As I send out prayers for the Middlers awaiting internship assignment and the Seniors awaiting synodical assignments, I am noting the flux in my own community here in Montana and the transient nature of internship. There are interim pastors coming and going from four ELCA churches and the staff is changing around at the care facility I work for.
I have the illusion that once I am on first call, life will calm down and I will, at last, have a consistent community. But this is merely a myth I tell myself to deal with all the change in my own life. I've moved every year for the past 7 years and sometimes twice a year if summer happened to be happening elsewhere! I long to have a community that stays put around me and I with it instead of this ongoing change.

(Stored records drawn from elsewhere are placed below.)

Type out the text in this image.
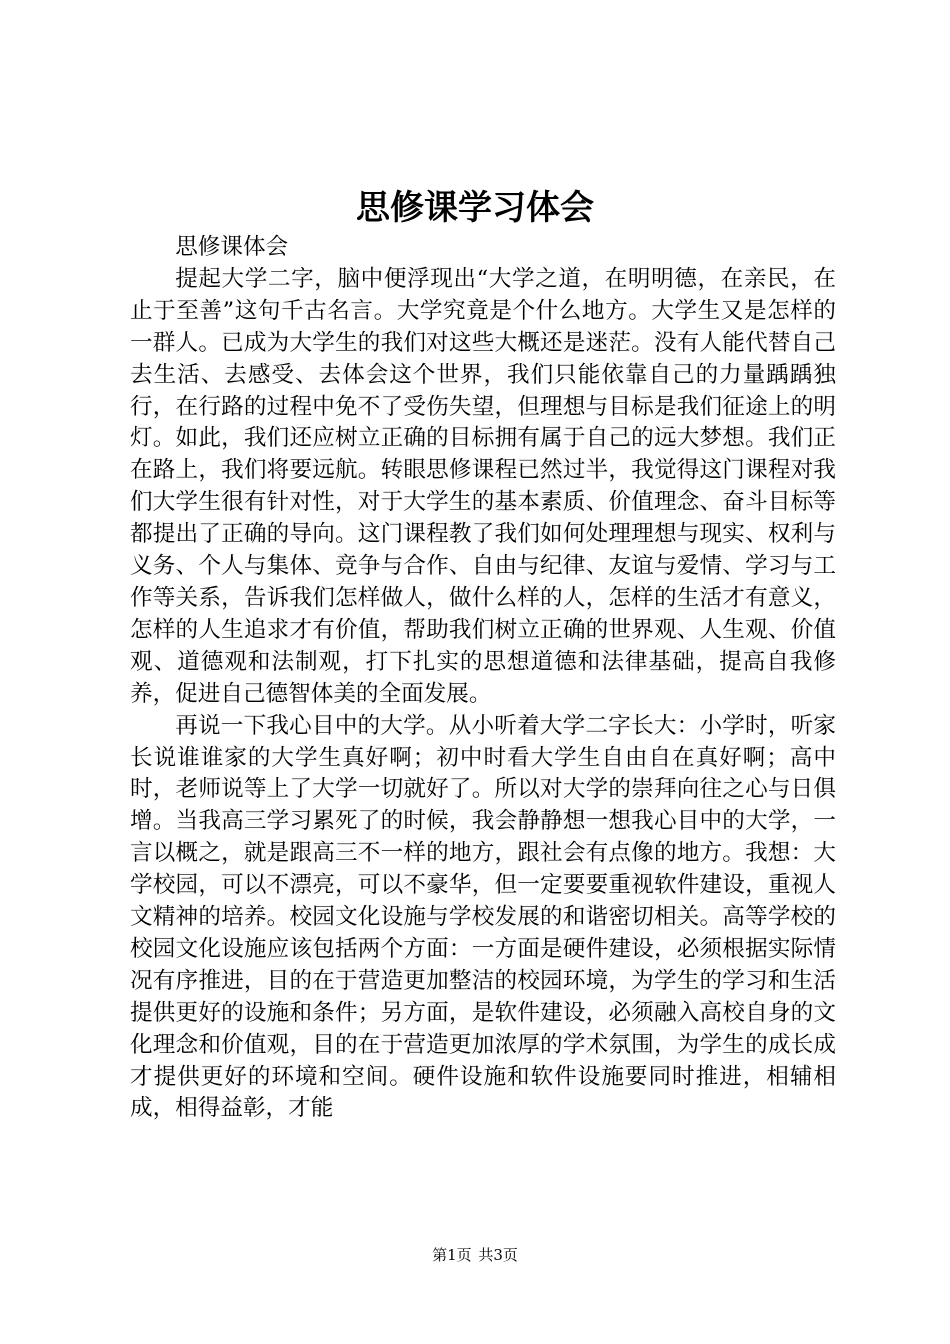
思修课学习体会

思修课体会

提起大学二字，脑中便浮现出“大学之道，在明明德，在亲民，在止于至善”这句千古名言。大学究竟是个什么地方。大学生又是怎样的一群人。已成为大学生的我们对这些大概还是迷茫。没有人能代替自己去生活、去感受、去体会这个世界，我们只能依靠自己的力量踽踽独行，在行路的过程中免不了受伤失望，但理想与目标是我们征途上的明灯。如此，我们还应树立正确的目标拥有属于自己的远大梦想。我们正在路上，我们将要远航。转眼思修课程已然过半，我觉得这门课程对我们大学生很有针对性，对于大学生的基本素质、价值理念、奋斗目标等都提出了正确的导向。这门课程教了我们如何处理理想与现实、权利与义务、个人与集体、竞争与合作、自由与纪律、友谊与爱情、学习与工作等关系，告诉我们怎样做人，做什么样的人，怎样的生活才有意义，怎样的人生追求才有价值，帮助我们树立正确的世界观、人生观、价值观、道德观和法制观，打下扎实的思想道德和法律基础，提高自我修养，促进自己德智体美的全面发展。

再说一下我心目中的大学。从小听着大学二字长大：小学时，听家长说谁谁家的大学生真好啊；初中时看大学生自由自在真好啊；高中时，老师说等上了大学一切就好了。所以对大学的崇拜向往之心与日俱增。当我高三学习累死了的时候，我会静静想一想我心目中的大学，一言以概之，就是跟高三不一样的地方，跟社会有点像的地方。我想：大学校园，可以不漂亮，可以不豪华，但一定要要重视软件建设，重视人文精神的培养。校园文化设施与学校发展的和谐密切相关。高等学校的校园文化设施应该包括两个方面：一方面是硬件建设，必须根据实际情况有序推进，目的在于营造更加整洁的校园环境，为学生的学习和生活提供更好的设施和条件；另方面，是软件建设，必须融入高校自身的文化理念和价值观，目的在于营造更加浓厚的学术氛围，为学生的成长成才提供更好的环境和空间。硬件设施和软件设施要同时推进，相辅相成，相得益彰，才能

第1页 共3页
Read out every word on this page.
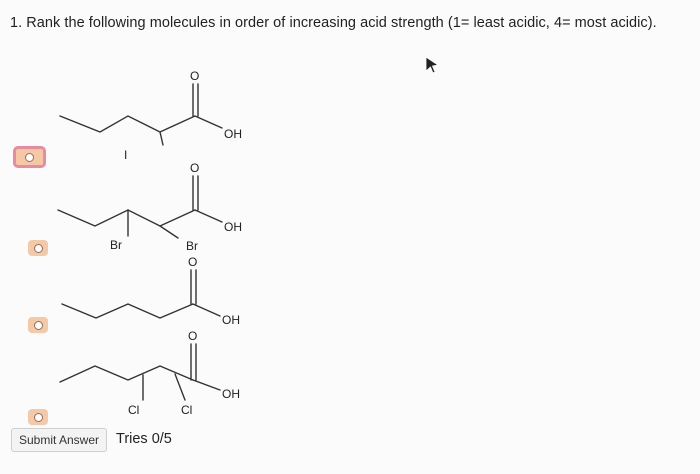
1. Rank the following molecules in order of increasing acid strength (1= least acidic, 4= most acidic).
O
OH
I
O
OH
Br	Br
O
OH
O
OH
Cl	Cl
Submit Answer	Tries 0/5
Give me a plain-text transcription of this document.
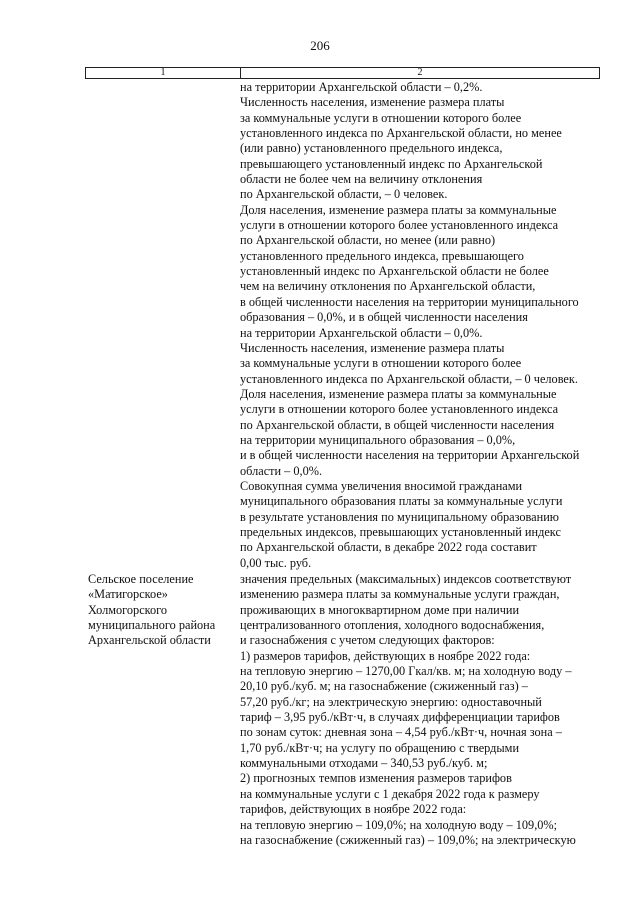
206
1	2
на территории Архангельской области – 0,2%.
Численность населения, изменение размера платы
за коммунальные услуги в отношении которого более
установленного индекса по Архангельской области, но менее
(или равно) установленного предельного индекса,
превышающего установленный индекс по Архангельской
области не более чем на величину отклонения
по Архангельской области, – 0 человек.
Доля населения, изменение размера платы за коммунальные
услуги в отношении которого более установленного индекса
по Архангельской области, но менее (или равно)
установленного предельного индекса, превышающего
установленный индекс по Архангельской области не более
чем на величину отклонения по Архангельской области,
в общей численности населения на территории муниципального
образования – 0,0%, и в общей численности населения
на территории Архангельской области – 0,0%.
Численность населения, изменение размера платы
за коммунальные услуги в отношении которого более
установленного индекса по Архангельской области, – 0 человек.
Доля населения, изменение размера платы за коммунальные
услуги в отношении которого более установленного индекса
по Архангельской области, в общей численности населения
на территории муниципального образования – 0,0%,
и в общей численности населения на территории Архангельской
области – 0,0%.
Совокупная сумма увеличения вносимой гражданами
муниципального образования платы за коммунальные услуги
в результате установления по муниципальному образованию
предельных индексов, превышающих установленный индекс
по Архангельской области, в декабре 2022 года составит
0,00 тыс. руб.
Сельское поселение
«Матигорское»
Холмогорского
муниципального района
Архангельской области
значения предельных (максимальных) индексов соответствуют
изменению размера платы за коммунальные услуги граждан,
проживающих в многоквартирном доме при наличии
централизованного отопления, холодного водоснабжения,
и газоснабжения с учетом следующих факторов:
1) размеров тарифов, действующих в ноябре 2022 года:
на тепловую энергию – 1270,00 Гкал/кв. м; на холодную воду –
20,10 руб./куб. м; на газоснабжение (сжиженный газ) –
57,20 руб./кг; на электрическую энергию: одноставочный
тариф – 3,95 руб./кВт·ч, в случаях дифференциации тарифов
по зонам суток: дневная зона – 4,54 руб./кВт·ч, ночная зона –
1,70 руб./кВт·ч; на услугу по обращению с твердыми
коммунальными отходами – 340,53 руб./куб. м;
2) прогнозных темпов изменения размеров тарифов
на коммунальные услуги с 1 декабря 2022 года к размеру
тарифов, действующих в ноябре 2022 года:
на тепловую энергию – 109,0%; на холодную воду – 109,0%;
на газоснабжение (сжиженный газ) – 109,0%; на электрическую
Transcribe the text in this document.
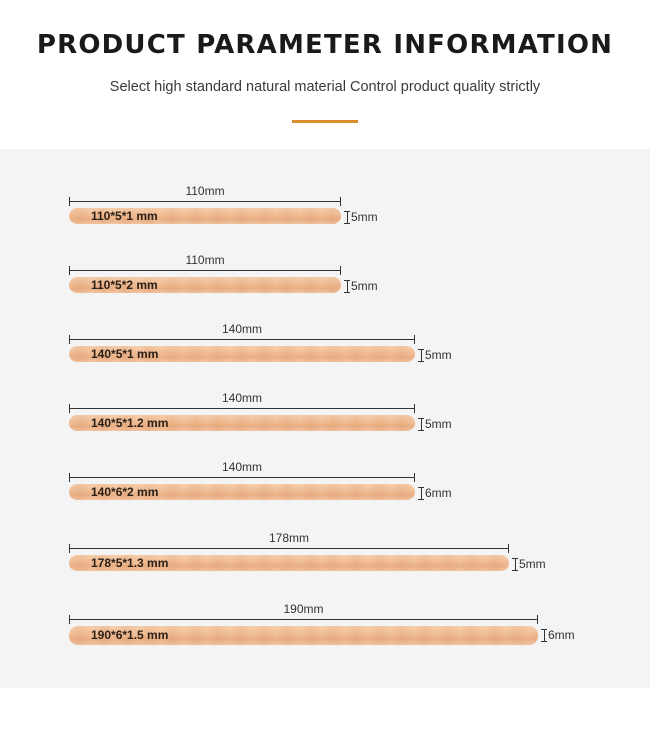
PRODUCT PARAMETER INFORMATION
Select high standard natural material Control product quality strictly
110mm
110*5*1 mm	5mm
110mm
110*5*2 mm	5mm
140mm
140*5*1 mm	5mm
140mm
140*5*1.2 mm	5mm
140mm
140*6*2 mm	6mm
178mm
178*5*1.3 mm	5mm
190mm
190*6*1.5 mm	6mm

I know many other interns and I anxiously await the time when we can hug one another again and walk down to Jimmy's for a pitcher of Linney's. Skype and phone calls just aren't the same. And then I start to think how quickly this year has gone by and how quickly our final senior year will go by and my breath catches. That's barely any time at all before we all begin to depart for our first calls and lives outside of the seminary.
What do we do with all this change?
Perhaps the key is to begin looking at life moment by moment and enjoying those who are around you in that moment. There is no guarantee that any of us will be around tomorrow or next month or next year.
And if Vitor were here, he'd offer an eschatological remark about bringing about the kingdom. It's us. It's now. Seize the day. The day is all we've got.